National Collection of Industrial Microorganisms (NCIM), CSIR-National Chemical Laboratory, Pune-411008, Maharashtra, India.
Micromachines (Basel). 2020 Apr 22;11(4):441. doi: 10.3390/mi11040441.
Skin burns and ulcers are considered hard-to-heal wounds due to their high infection risk. For this reason, designing new options for wound dressings is a growing need. The objective of this work is to investigate the properties of poly (ε-caprolactone)/poly (vinyl-pyrrolidone) (PCL/PVP) microfibers produced via electrospinning along with sorbents loaded with Argovit™ silver nanoparticles (Ag-Si/AlO) as constituent components for composite wound dressings. The physicochemical properties of the fibers and sorbents were characterized using scanning electron microscopy (SEM), differential scanning calorimetry (DSC), Fourier transform infrared spectroscopy (FTIR) and inductively coupled plasma optical emission spectroscopy (ICP-OES). The mechanical properties of the fibers were also evaluated. The results of this work showed that the tested fibrous scaffolds have melting temperatures suitable for wound dressings design (58-60 °C). In addition, they demonstrated to be stable even after seven days in physiological solution, showing no macroscopic damage due to PVP release at the microscopic scale. Pelletized sorbents with the higher particle size demonstrated to have the best water uptake capabilities. Both, fibers and sorbents showed antimicrobial activity against Gram-negative bacteria and Escherichia coli, Gram-positive and the fungus . The best physicochemical properties were obtained with a scaffold produced with a PCL/PVP ratio of 85:15, this polymeric scaffold demonstrated the most antimicrobial activity without affecting the cell viability of human fibroblast. Pelletized Ag/Si-AlO-3 sorbent possessed the best water uptake capability and the higher antimicrobial activity, over time between all the sorbents tested. The combination of PCL/PVP 85:15 microfibers with the chosen Ag/Si-AlO-3 sorbent will be used in the following work for creation of wound dressings possessing exudate retention, biocompatibility and antimicrobial activity.
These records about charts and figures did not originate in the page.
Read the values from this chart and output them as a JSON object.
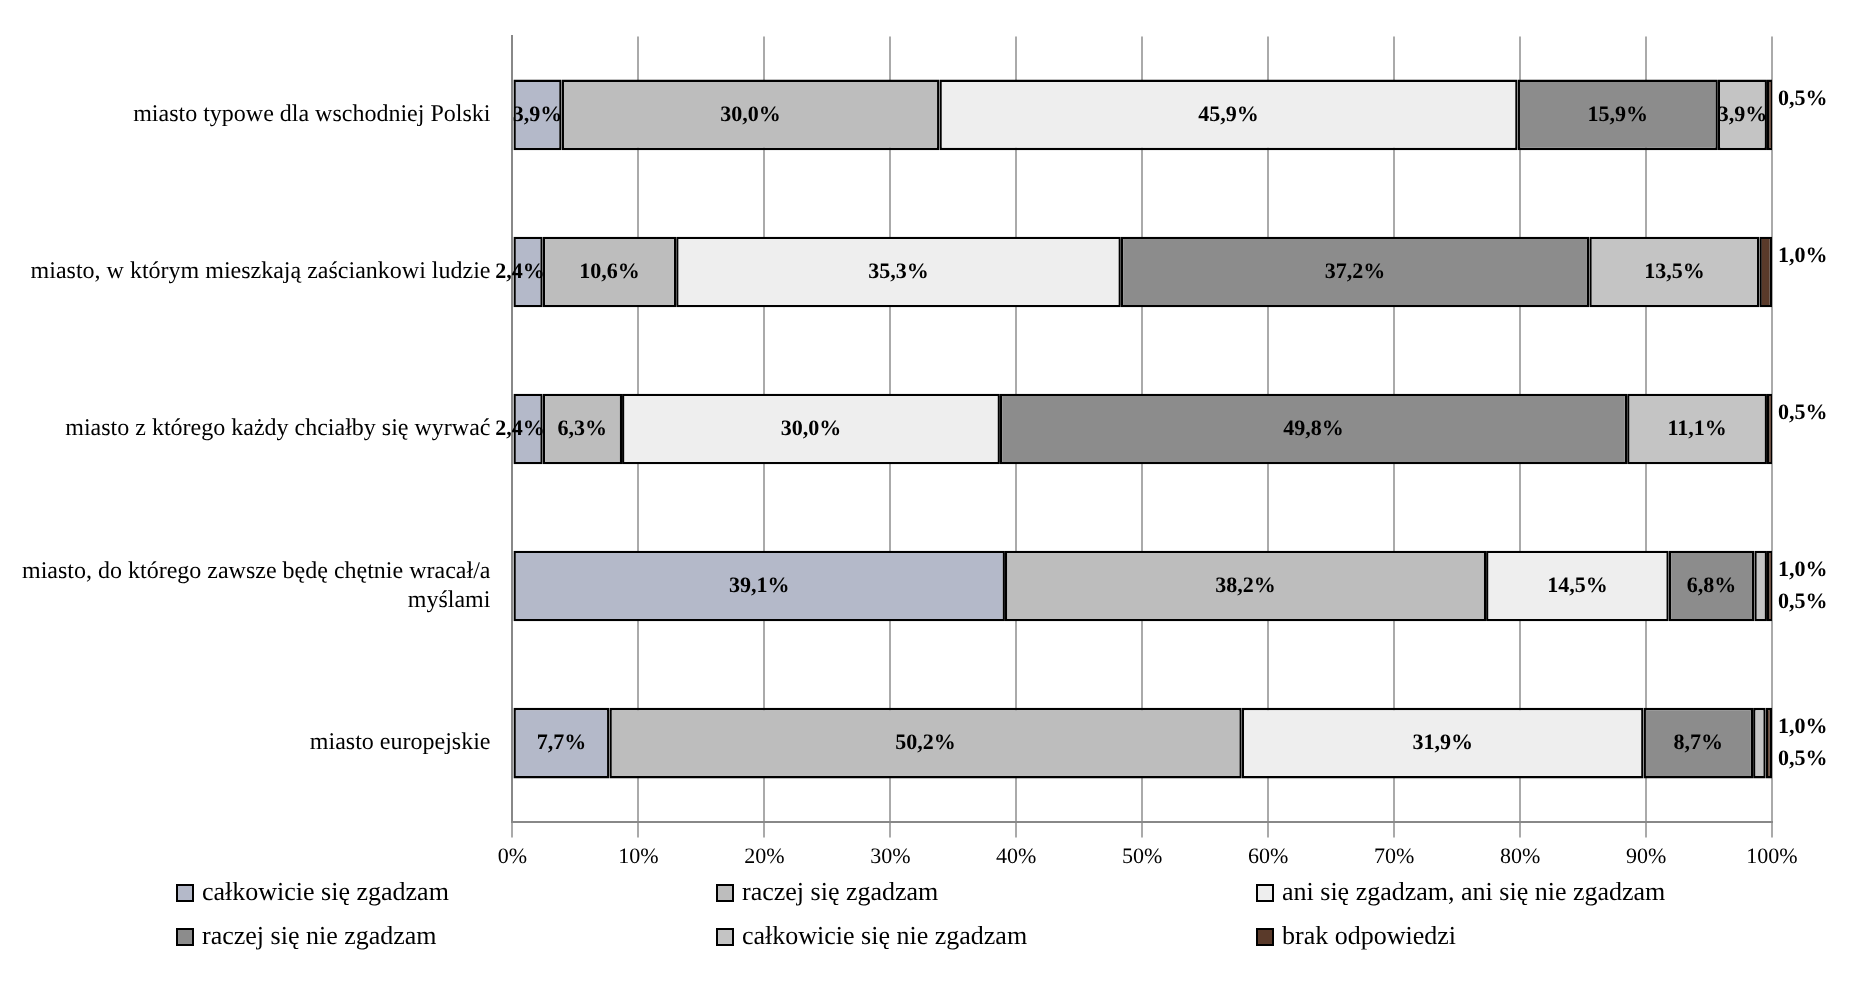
{
  "chart_data": {
    "type": "bar",
    "orientation": "horizontal",
    "stacked": true,
    "categories": [
      "miasto typowe dla wschodniej Polski",
      "miasto, w którym mieszkają zaściankowi ludzie",
      "miasto z którego każdy chciałby się wyrwać",
      "miasto, do którego zawsze będę chętnie wracał/a myślami",
      "miasto europejskie"
    ],
    "series": [
      {
        "name": "całkowicie się zgadzam",
        "color": "#b4b9c9",
        "values": [
          3.9,
          2.4,
          2.4,
          39.1,
          7.7
        ],
        "value_labels": [
          "3,9%",
          "2,4%",
          "2,4%",
          "39,1%",
          "7,7%"
        ]
      },
      {
        "name": "raczej się zgadzam",
        "color": "#bdbdbd",
        "values": [
          30.0,
          10.6,
          6.3,
          38.2,
          50.2
        ],
        "value_labels": [
          "30,0%",
          "10,6%",
          "6,3%",
          "38,2%",
          "50,2%"
        ]
      },
      {
        "name": "ani się zgadzam, ani się nie zgadzam",
        "color": "#eeeeee",
        "values": [
          45.9,
          35.3,
          30.0,
          14.5,
          31.9
        ],
        "value_labels": [
          "45,9%",
          "35,3%",
          "30,0%",
          "14,5%",
          "31,9%"
        ]
      },
      {
        "name": "raczej się nie zgadzam",
        "color": "#8c8c8c",
        "values": [
          15.9,
          37.2,
          49.8,
          6.8,
          8.7
        ],
        "value_labels": [
          "15,9%",
          "37,2%",
          "49,8%",
          "6,8%",
          "8,7%"
        ]
      },
      {
        "name": "całkowicie się nie zgadzam",
        "color": "#c4c4c4",
        "values": [
          3.9,
          13.5,
          11.1,
          1.0,
          1.0
        ],
        "value_labels": [
          "3,9%",
          "13,5%",
          "11,1%",
          "1,0%",
          "1,0%"
        ]
      },
      {
        "name": "brak odpowiedzi",
        "color": "#5a3a2a",
        "values": [
          0.5,
          1.0,
          0.5,
          0.5,
          0.5
        ],
        "value_labels": [
          "0,5%",
          "1,0%",
          "0,5%",
          "0,5%",
          "0,5%"
        ]
      }
    ],
    "xlim": [
      0,
      100
    ],
    "xticks": [
      {
        "value": 0,
        "label": "0%"
      },
      {
        "value": 10,
        "label": "10%"
      },
      {
        "value": 20,
        "label": "20%"
      },
      {
        "value": 30,
        "label": "30%"
      },
      {
        "value": 40,
        "label": "40%"
      },
      {
        "value": 50,
        "label": "50%"
      },
      {
        "value": 60,
        "label": "60%"
      },
      {
        "value": 70,
        "label": "70%"
      },
      {
        "value": 80,
        "label": "80%"
      },
      {
        "value": 90,
        "label": "90%"
      },
      {
        "value": 100,
        "label": "100%"
      }
    ],
    "grid": "x",
    "legend": "bottom"
  }
}
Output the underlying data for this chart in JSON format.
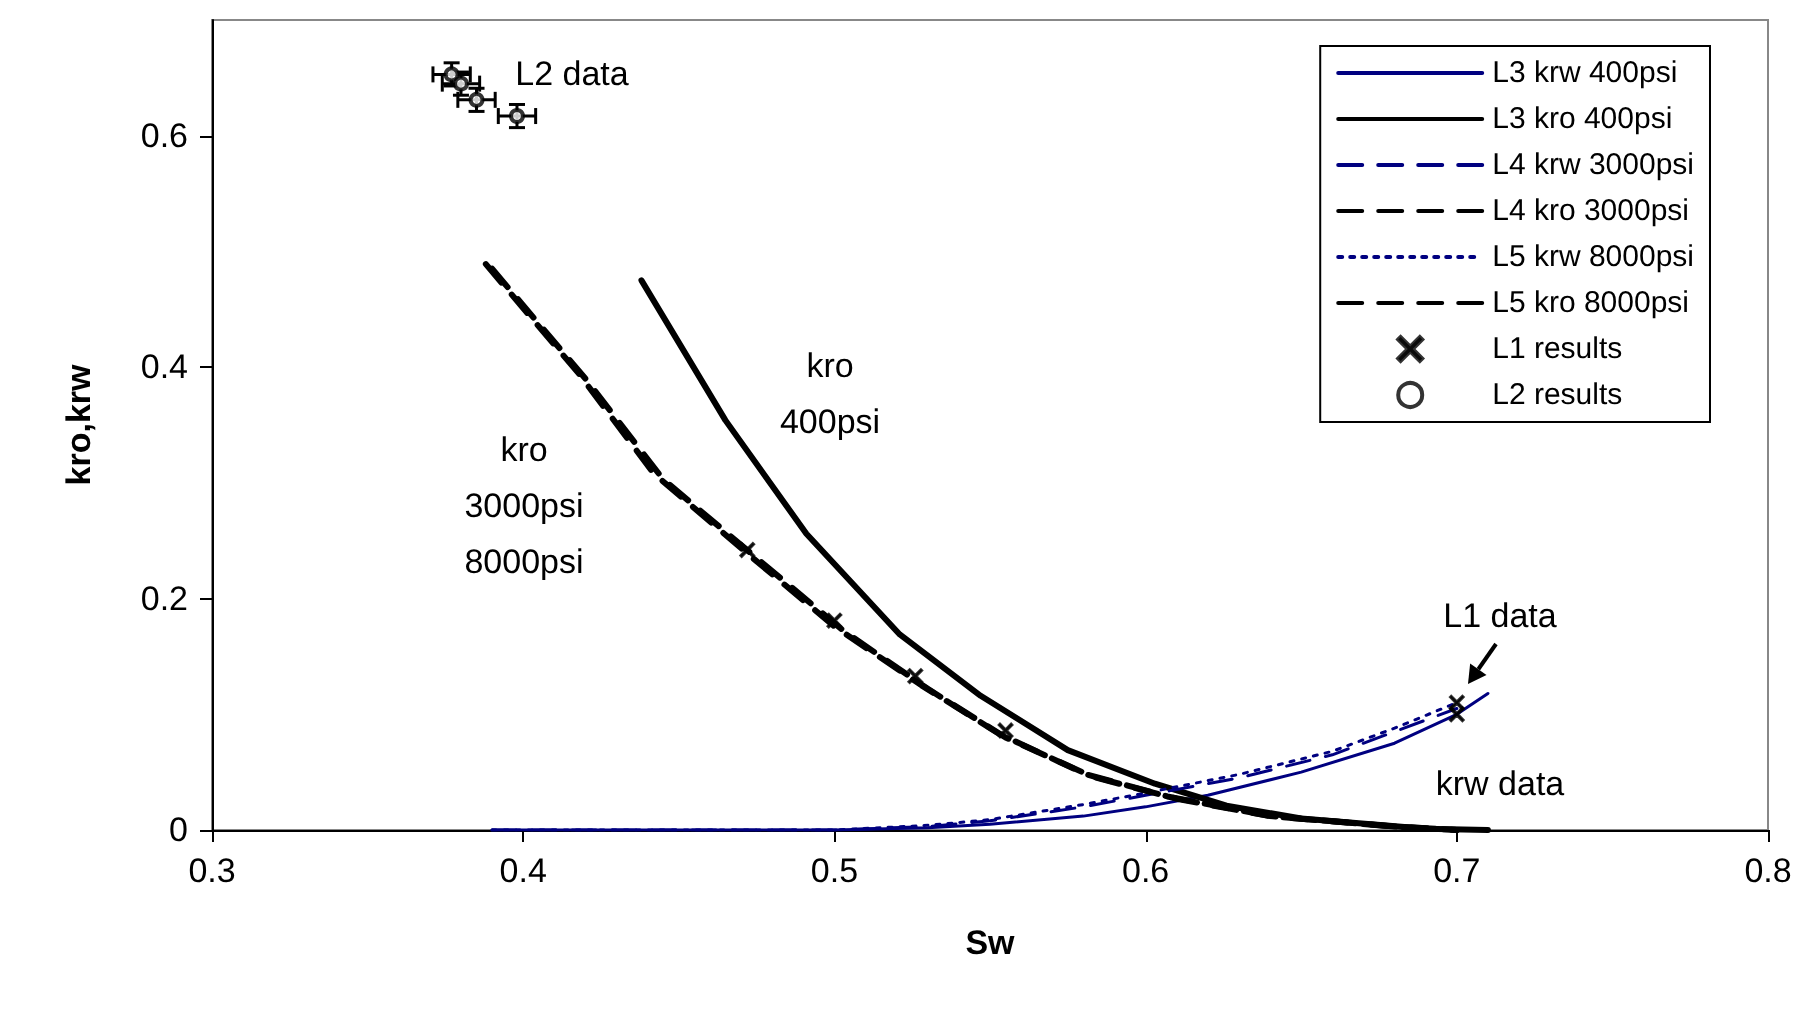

皮肤烧伤和溃疡因其高感染风险而被视为难以愈合的伤口。因此,设计新型伤口敷料的需求日益增长。这项工作的目的是研究通过静电纺丝制备的聚(ε-己内酯)/聚(乙烯基吡咯烷酮)(PCL/PVP)微纤维以及负载有Argovit™银纳米颗粒的吸附剂(Ag-Si/AlO)作为复合伤口敷料组成成分的性能。使用扫描电子显微镜(SEM)、差示扫描量热法(DSC)、傅里叶变换红外光谱(FTIR)和电感耦合等离子体发射光谱(ICP-OES)对纤维和吸附剂的物理化学性质进行了表征。还评估了纤维的力学性能。这项工作的结果表明,测试的纤维支架具有适合伤口敷料设计的熔点(58-60°C)。此外。它们在生理溶液中放置七天后仍显示稳定,在微观尺度上未因PVP释放而出现宏观损伤。粒径较大的造粒吸附剂显示出最佳的吸水能力。纤维和吸附剂对革兰氏阴性菌和大肠杆菌、革兰氏阳性菌以及真菌均表现出抗菌活性。PCL/PVP比例为85:15制备的支架具有最佳的物理化学性质,这种聚合物支架表现出最强的抗菌活性,且不影响人成纤维细胞的细胞活力。在所有测试的吸附剂中,造粒的Ag/Si-AlO-3吸附剂随时间推移具有最佳的吸水能力和较高的抗菌活性。在接下来的工作中,将使用PCL/PVP 85:15微纤维与选定的Ag/Si-AlO-3吸附剂的组合来制备具有渗出液保留、生物相容性和抗菌活性的伤口敷料。